Real estate investors require effective metrics to analyze investment opportunities. Two of the most popular metrics are:
1. Capitalization rate (Cap rate): the rate of return based upon the net operating income that the property is expected to generate. Cap rate is defined as net operating income divided by total value.
2. Internal rate of return (IRR): the average rate of return a project will generate over its lifetime, inclusive of all cash flow, refinancing and disposition proceeds.
Each metric provides insights into a real estate investment and are often used in conjunction with each other. Each one also has its own complexities that investors should understand in order to evaluate an investment properly.
To illustrate an issue with cap rate, imagine $1.8M invested in a real estate property that generates a net annual income of $125K. The cap rate in this case is 6.9% percent. When cap rates go down, the price goes up and when cap rates go up the price goes down. Using the same example, if the investor paid $1.5M it would be an 8.3% cap and if the investor paid $2M it would be a 6.25% cap rate.

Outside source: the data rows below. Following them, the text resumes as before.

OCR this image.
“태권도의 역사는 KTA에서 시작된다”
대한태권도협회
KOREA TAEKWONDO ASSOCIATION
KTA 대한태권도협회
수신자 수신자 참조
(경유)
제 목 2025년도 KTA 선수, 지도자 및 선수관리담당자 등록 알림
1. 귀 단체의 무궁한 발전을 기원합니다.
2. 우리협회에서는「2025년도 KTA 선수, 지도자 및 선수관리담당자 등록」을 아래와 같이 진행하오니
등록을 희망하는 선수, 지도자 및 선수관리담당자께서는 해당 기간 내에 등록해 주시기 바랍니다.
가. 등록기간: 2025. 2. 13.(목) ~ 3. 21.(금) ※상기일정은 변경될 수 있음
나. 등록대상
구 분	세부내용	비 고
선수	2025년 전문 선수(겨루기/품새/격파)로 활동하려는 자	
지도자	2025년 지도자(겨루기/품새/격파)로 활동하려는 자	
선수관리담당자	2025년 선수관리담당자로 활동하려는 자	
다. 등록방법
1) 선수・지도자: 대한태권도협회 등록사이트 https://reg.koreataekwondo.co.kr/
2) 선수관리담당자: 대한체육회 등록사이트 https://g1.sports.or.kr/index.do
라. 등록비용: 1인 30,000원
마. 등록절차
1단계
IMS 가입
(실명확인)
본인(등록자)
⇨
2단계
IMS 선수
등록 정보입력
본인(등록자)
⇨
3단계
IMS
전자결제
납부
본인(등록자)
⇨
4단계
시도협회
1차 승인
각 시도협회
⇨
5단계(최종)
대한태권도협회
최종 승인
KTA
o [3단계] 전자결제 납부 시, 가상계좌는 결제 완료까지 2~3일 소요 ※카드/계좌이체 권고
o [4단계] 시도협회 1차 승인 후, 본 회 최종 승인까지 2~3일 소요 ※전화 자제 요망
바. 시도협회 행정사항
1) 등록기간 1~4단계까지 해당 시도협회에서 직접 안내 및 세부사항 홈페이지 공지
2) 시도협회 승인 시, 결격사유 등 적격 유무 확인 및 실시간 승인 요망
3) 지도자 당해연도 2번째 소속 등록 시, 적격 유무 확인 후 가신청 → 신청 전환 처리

Calculating IRR is a complicated affair that relies on a forecast of future cash flows, which in turn can be affected by general market conditions, cap rates and a myriad of future events and assumptions. Once calculated, the IRR provides the investor with an annual rate of return over the life of the investment. Using an opportunity cost of capital theory, this IRR can then be compared against other potential investment opportunities and the risk associated with each. The investor then has the ability to select the investment opportunity which has the best returns, in light of the corresponding risks of investment.
IRR, however, can be materially affected by the duration of the hold. For example, a quick flip will likely have a significantly higher IRR than a 10 year hold, however, the whole dollars received by the investor will likely be materially less. In order to adjust for the fluctuations of IRR and time, investors typically view IRR in conjunction with equity multiple, which looks at multiples of cash that are received over the holding period. Therefore, if a quick flip opportunity presented itself whereby an investor could invest $100K and post-flip would have $110K, the investor might make a high IRR but the equity multiple would be 1.10x and the investor would have to decide whether the risk warranted this 10% return.
Implications for Real Estate Crowdfunding
An attractive feature of real estate crowdfunding is that investors have the opportunity to make multiple, smaller investments. This means investors can participate in several projects that have positive IRRs, diversifying their property portfolio and thereby reducing their overall risk.
As always, investors should gather all available information about an investment before putting their money at risk.